A very modern Christmas tree!

Farewell, Advent, Christmas is come!
Farewell from us both all and some!

1. With patience thou hast us fed,
And made us go hungry to bed;
For lack of meat we were nigh dead;
Farewell from us both all and some!

2. While thou hast been within our house,
We ate no pudding nor no souse, [pickled pork]
But stinking fish not worth a louse -
Farewell from us both all and some!

3. There was no fresh fish, far or near,
Salt fish and salmon was too dear;
And thus we have had heavy cheer;
Farewell from us both all and some!

4. Thou hast us fed with plaices thin,
Nothing on them but bone and skin;
Therefore our love thou shalt not win;
Farewell from us both all and some!

5. With mussels gaping at the moon
Thou hast us fed at night and noon -
Just once a week, and that too soon!
Farewell from us both all and some!

6. Our bread was brown, our ale was thin,
Our bread was musty in the bin,
Our ale sour before we did begin
Farewell from us both all and some!

7. Thou art of great ingratitude
Good meat from us for to exclude:
Thou art not kind, but very rude -
Farewell from us both all and some!

8. Thou dwellest with us against our will,
And yet thou givest us not our fill,
For lack of meat thou wouldest us spill [want to destroy us]
Farewell from us both all and some!

9. Above all things, thou art so mean
To make our cheeks both bare and lean.
I wish you were at Boughton Blean!
Farewell from us both all and some!

10. Come thou no more, here nor in Kent,
For if thou do, thou shalt be shent; [ruined]
It is enough to fast in Lent;
Farewell from us both all and some!

11. Thou mayest not dwell with none estate,
Therefore with us thou playest checkmate;
Go hence, or we will break thy pate!
Farewell from us both all and some!

12. Thou mayest not dwell with knight or squire,
For them thou mayest lie in the mire;
They love not thee, nor Lent, thy sire,
Farewell from us both all and some!

13. Thou mayest not dwell with labouring man,
For on thy fare no work he can,
For he must eat both now and then,
Farewell from us both all and some!

14. Though thou shalt dwell with monk and friar,
Canon and nuns once every year,
Yet thou shouldest make us better cheer,
Farewell from us both all and some!

15. This time of Christ's feast natal,
We will be merry, great and small,
And thou shalt go out of this hall;
Farewell from us both all and some!

16. Advent is gone, Christmas is come;
Be we merry now, all and some!
He is not wise that will be dumb
In ortu Regis omnium. [At the coming of the King of all things]

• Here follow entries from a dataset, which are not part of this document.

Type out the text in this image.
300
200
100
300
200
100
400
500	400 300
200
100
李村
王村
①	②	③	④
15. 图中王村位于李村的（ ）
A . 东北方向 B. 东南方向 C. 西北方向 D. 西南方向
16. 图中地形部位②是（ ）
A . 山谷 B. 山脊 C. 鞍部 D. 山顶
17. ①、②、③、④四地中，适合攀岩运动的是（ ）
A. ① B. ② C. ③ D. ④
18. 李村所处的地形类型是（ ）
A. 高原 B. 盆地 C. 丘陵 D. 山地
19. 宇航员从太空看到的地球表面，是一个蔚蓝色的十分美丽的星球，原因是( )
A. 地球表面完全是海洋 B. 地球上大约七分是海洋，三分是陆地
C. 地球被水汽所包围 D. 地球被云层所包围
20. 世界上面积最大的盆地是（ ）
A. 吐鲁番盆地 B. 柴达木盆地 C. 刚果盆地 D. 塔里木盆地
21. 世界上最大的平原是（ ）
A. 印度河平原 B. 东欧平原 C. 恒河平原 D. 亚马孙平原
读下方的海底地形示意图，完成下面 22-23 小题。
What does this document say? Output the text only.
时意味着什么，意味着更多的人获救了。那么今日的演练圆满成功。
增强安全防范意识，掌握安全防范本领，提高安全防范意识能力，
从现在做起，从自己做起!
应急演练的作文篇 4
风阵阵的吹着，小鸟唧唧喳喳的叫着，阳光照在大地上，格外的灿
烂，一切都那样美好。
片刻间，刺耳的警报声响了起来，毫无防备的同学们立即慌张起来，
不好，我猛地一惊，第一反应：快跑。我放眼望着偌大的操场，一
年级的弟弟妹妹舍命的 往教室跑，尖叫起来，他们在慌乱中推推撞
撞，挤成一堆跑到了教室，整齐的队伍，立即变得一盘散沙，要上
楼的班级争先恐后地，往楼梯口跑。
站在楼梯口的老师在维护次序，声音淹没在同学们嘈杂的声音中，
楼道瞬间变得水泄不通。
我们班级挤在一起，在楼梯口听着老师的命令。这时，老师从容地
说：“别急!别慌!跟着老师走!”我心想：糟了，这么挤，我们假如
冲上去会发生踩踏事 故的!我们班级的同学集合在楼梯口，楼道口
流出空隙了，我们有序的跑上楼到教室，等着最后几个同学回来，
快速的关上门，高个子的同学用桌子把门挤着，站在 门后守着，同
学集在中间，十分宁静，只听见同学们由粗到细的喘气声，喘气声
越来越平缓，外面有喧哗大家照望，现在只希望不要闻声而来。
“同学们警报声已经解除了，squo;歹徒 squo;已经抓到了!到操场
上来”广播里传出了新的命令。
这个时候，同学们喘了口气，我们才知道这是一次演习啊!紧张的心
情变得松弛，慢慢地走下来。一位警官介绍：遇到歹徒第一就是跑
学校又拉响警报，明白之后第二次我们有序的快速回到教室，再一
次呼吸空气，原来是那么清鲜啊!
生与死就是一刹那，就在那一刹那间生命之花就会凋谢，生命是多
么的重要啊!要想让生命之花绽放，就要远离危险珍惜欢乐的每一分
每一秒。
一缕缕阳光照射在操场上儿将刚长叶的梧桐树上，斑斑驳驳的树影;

--English Carol, 15th century

It is strange that the gospel read at the beginning of the time of preparation for Christmas is that of the end of the whole history of the world.  Yet that is not really surprising.  For what is afoot in a small beginning is best recognized by the magnitude of its end.  what was really meant and actually happened by the coming, the "advent", of the redeemer is best gathered from that contemplation of his coming which we rather misleadingly call the "second coming."  For in reality is it the fulfillment of his one coming which is still in progress at the present time.

--Karl Rahner

Marana tha.

--1 Corinthians 16:22


1 comment:

  1. I think that there is a church in Dublin under the patronage of Adam and Eve, referenced in the first "sentence" in Finnegans Wake:

    riverrun, past Eve and Adam’s, from swerve of shore to bend of bay, brings us by a commodius vicus of recirculation back to Howth Castle and Environs.